The Colorado River Water Conservation District staff plans to present its own framework for a water-savings plan — separate from one the state of Colorado is developing — at its October board meeting.
The Glenwood Springs-based River District undertook its own investigation of a plan — known as demand management — that would pay water users to consume less and send the saved water downstream to Lake Powell. The Colorado Water Conservation Board is currently investigating the feasibility of such a program for the state, but the River District convened its own workgroup, made up of Western Slope water users, to look into the issue. Many of the workgroup’s stakeholders represented agricultural interests.

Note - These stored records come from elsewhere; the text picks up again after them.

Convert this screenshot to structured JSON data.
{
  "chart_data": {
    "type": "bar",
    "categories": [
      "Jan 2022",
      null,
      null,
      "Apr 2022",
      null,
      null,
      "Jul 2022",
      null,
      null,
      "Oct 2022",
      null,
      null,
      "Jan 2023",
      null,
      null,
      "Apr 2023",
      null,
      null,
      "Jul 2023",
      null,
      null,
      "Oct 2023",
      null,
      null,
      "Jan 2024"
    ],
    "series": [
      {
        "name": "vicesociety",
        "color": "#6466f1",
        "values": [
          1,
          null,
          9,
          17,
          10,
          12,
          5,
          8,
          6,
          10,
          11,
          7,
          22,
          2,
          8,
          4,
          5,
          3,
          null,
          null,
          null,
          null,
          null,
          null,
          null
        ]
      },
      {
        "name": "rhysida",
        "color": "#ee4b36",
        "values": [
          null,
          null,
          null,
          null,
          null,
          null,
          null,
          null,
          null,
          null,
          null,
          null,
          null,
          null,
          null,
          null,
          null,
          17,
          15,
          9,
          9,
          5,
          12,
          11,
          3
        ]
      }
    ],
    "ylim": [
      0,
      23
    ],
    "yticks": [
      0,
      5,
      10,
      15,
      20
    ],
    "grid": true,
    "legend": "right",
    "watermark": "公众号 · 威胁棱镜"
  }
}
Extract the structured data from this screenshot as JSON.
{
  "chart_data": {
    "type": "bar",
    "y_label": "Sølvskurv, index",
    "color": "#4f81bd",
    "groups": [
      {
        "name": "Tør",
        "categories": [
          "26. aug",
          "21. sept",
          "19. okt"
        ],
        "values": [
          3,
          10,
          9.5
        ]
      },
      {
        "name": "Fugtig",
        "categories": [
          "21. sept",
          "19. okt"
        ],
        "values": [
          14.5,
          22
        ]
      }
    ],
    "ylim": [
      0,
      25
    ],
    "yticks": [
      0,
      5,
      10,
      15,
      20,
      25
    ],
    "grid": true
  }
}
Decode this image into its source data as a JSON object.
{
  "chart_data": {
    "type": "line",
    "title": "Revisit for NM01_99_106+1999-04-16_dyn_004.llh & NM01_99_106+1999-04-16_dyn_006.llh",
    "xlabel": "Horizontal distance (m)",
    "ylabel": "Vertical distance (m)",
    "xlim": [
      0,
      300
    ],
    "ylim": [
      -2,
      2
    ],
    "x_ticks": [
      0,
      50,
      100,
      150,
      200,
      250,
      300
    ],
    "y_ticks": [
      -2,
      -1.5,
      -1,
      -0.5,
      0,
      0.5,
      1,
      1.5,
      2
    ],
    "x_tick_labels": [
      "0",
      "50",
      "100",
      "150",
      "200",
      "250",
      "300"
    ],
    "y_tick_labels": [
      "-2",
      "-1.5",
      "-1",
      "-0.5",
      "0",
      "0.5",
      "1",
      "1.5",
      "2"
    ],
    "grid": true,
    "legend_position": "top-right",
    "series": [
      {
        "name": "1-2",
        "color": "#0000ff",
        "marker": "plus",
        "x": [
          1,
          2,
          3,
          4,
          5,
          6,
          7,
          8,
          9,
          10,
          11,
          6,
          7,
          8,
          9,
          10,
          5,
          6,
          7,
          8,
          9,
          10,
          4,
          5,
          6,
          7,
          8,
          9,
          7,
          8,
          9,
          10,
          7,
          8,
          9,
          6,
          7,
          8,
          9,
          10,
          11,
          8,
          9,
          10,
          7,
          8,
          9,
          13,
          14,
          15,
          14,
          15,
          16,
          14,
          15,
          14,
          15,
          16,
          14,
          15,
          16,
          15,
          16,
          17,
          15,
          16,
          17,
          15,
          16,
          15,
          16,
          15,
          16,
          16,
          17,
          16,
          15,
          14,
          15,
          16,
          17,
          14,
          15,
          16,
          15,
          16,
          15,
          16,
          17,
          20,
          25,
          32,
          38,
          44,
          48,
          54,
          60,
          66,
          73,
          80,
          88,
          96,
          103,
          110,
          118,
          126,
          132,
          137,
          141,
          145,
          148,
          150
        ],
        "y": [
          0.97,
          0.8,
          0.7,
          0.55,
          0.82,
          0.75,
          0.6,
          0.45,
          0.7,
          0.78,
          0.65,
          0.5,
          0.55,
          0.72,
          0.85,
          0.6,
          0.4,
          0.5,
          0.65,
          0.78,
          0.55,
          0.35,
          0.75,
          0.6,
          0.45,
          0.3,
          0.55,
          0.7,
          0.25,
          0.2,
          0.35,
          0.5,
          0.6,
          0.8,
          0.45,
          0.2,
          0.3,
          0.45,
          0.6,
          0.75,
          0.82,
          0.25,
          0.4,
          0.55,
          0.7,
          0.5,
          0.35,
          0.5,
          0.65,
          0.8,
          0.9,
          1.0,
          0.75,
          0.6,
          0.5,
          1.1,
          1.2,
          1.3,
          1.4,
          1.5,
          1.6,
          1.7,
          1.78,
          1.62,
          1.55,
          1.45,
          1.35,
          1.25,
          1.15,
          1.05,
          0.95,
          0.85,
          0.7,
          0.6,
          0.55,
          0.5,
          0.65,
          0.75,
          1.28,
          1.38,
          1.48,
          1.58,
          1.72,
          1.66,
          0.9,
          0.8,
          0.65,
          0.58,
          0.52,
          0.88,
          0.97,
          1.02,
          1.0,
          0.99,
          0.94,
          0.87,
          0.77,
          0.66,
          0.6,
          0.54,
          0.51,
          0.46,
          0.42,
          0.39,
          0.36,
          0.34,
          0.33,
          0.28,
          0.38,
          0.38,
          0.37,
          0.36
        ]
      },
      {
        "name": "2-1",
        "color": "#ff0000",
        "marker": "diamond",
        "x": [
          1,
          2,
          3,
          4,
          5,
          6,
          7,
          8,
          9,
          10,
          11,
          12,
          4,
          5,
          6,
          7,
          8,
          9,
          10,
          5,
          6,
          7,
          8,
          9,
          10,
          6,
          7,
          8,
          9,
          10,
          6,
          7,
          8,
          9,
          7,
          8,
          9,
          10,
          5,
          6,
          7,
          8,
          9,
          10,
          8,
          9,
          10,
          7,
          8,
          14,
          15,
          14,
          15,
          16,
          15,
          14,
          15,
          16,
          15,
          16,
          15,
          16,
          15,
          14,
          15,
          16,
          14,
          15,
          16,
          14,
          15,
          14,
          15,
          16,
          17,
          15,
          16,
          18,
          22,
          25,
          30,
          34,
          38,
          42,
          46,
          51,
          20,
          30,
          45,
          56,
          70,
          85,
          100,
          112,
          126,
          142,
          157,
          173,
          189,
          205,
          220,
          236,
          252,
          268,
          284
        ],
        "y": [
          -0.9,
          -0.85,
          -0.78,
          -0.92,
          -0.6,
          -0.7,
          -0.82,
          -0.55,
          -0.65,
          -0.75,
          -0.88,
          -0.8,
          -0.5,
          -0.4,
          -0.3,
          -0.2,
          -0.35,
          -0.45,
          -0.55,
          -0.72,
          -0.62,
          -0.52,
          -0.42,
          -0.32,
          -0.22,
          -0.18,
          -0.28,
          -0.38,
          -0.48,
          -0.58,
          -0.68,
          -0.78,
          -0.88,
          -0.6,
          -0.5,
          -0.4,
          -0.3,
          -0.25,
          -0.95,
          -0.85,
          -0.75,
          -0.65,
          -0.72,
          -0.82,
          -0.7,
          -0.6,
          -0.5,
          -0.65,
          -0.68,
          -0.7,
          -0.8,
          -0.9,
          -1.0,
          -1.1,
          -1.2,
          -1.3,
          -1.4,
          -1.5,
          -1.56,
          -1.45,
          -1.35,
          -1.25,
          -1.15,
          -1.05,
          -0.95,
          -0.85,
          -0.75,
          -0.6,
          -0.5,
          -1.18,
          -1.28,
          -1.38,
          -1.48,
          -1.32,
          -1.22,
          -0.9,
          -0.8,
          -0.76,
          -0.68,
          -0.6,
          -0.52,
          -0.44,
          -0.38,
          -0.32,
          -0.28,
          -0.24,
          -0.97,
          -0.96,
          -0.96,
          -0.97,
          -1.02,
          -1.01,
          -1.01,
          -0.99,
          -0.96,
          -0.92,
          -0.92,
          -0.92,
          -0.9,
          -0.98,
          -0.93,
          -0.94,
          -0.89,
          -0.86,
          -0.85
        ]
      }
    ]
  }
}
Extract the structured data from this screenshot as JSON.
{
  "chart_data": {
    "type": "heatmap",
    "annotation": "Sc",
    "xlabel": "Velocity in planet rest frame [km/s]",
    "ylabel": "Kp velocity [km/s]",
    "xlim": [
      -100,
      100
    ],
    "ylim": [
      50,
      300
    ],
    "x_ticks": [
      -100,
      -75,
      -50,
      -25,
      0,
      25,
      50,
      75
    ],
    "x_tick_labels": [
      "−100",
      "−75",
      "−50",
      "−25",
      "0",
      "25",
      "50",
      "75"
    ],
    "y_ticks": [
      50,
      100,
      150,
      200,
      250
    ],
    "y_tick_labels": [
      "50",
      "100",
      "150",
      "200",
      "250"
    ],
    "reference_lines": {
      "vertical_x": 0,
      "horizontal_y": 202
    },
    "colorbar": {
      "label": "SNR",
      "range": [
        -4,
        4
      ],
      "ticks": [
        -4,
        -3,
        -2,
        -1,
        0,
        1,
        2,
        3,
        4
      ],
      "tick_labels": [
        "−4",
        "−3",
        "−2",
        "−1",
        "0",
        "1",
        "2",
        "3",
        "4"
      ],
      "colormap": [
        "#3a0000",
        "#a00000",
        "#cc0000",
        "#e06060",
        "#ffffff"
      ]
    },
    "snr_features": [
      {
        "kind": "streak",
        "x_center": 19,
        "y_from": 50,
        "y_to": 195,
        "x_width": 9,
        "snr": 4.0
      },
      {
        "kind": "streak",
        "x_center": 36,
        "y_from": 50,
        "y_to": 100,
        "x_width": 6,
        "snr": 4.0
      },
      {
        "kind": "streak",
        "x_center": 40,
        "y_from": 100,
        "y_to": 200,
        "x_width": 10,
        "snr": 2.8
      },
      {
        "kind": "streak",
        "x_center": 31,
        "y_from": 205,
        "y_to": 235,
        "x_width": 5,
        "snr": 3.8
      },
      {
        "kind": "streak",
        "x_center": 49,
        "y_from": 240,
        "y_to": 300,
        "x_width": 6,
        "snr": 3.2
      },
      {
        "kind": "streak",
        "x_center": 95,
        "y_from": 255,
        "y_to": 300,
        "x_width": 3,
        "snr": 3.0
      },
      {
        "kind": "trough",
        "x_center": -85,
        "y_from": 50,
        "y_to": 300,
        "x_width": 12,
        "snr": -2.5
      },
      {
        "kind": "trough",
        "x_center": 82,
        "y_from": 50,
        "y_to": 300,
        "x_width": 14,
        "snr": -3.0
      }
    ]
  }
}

River District staffers will come up with their own market structure and rules for demand management to present to the board, according to general manager Andy Mueller.
“What we are presenting is not something we are necessarily as staff endorsing, but we are going to present more specifics than what the CWCB or our stakeholder group has come up with so far,” Mueller said.
The framework will incorporate some of the findings and recommendations of the River District’s stakeholder group, which were released in an August report. Among these was the unanimous recommendation that the state not rely solely on a demand-management program as a solution to water shortages in the Colorado River basin.
“It was recognized that demand management can’t be the only way in which the state successfully handles the impacts of climate change on the Colorado River,” Mueller said. “It may be a component of that, but the state needs to be really looking at conservation in all water segments.”
At the heart of a demand-management program is paying Western Slope irrigators on a temporary and voluntary basis to use less water in an effort to avoid a Colorado River Compact call. Instead of being spread across hayfields, the water would be sent downstream to a special 500,000-acre-foot pool in Lake Powell, which was established as part of 2019’s Drought Contingency Plan.
A compact call could occur if the upper basin states (Colorado, Wyoming, Utah and New Mexico) can’t deliver the 7.5 million acre-feet of water per year to the lower basin states (Arizona, California and Nevada) as required by a nearly century-old binding agreement. Colorado water managers desperately want to avoid a compact-call scenario, which could result in mandatory water cutbacks.
The participation of Western Slope agriculture is key to creating a workable demand-management program, but the report highlights several reasons this may prove challenging. Stakeholders expressed a strong distrust of decision-making and programs driven by state government and fear that Western Slope agriculture will be sacrificed to meet the Front Range’s and lower basin’s urban interests.
“Many do not view the state as representing the best interest of agriculture on the Western Slope and instead are making decisions that are driven by east slope and municipal interests,” the report reads.
TMDs in conflict
Other findings of the report are consistent with what River District and agriculture representatives have been saying since the state began its demand-management discussions in 2019: A program must not lead to the permanent dry-up of Western Slope agriculture, and additional diversions to the Front Range are in direct conflict with asking Western Slope water users to save water.
“The committee finds it inconceivable that under a demand-management program, the West Slope could work to conserve 25,000-50,000 acre-feet per year only to see the east slope simultaneously increase water diversions to the Front Range,” the report reads. “This situation would be antithetical to the goals of a demand-management program and efforts to prevent a future compact violation.”
The report says that transmountain diversions — in which Front Range water providers take water from the headwaters of the Colorado River and bring it under the Continental Divide to growing cities — are a driving factor in a potential compact violation. Most water managers agree that water rights that date to before the 1922 compact would be exempt from mandatory cutbacks in the event of a call. Post-1922 water-rights use would fuel a compact violation.
According to numbers from a previous River District study, 57% of Colorado’s post-compact water use is on the Front Range. Therefore, the report says, the Front Range should contribute 57% of the water to a demand-management pool.
“We don’t want to have West Slope water users conserve water and then see it go to the Front Range,” Mueller said. “Why would we save and conserve water for major junior users to start taking that water that was conserved?”
Front Range municipal water providers Denver Water, Northern Water and Aurora Water declined to comment on the River District’s report.
“We are looking at what’s going to come out of the state process, and we will plug into the process that emerges at the state level,” said Northern Water spokesperson Jeff Stahla.
Denver Water CEO Jim Lochhead has said publicly that the municipal water provider would participate in a demand management program using wet water and not just pay Western Slope agriculture to fallow fields.
Mueller presented the findings of the report to the CWCB board in August. According to Amy Ostdiek, deputy section chief for the CWCB’s interstate, federal and water information section, the River District’s report will help inform the CWCB’s decision-making process. At its September meeting, the board adopted a decision-making road map as the next step in its investigation into whether a demand-management program is right for Colorado.
The CWCB, a state agency responsible for developing and protecting Colorado’s water, is using the input from eight workgroups — composed of 74 water experts and managers from around the state — in the creation of a potential program framework.
The River District board is scheduled to meet Oct. 19-20.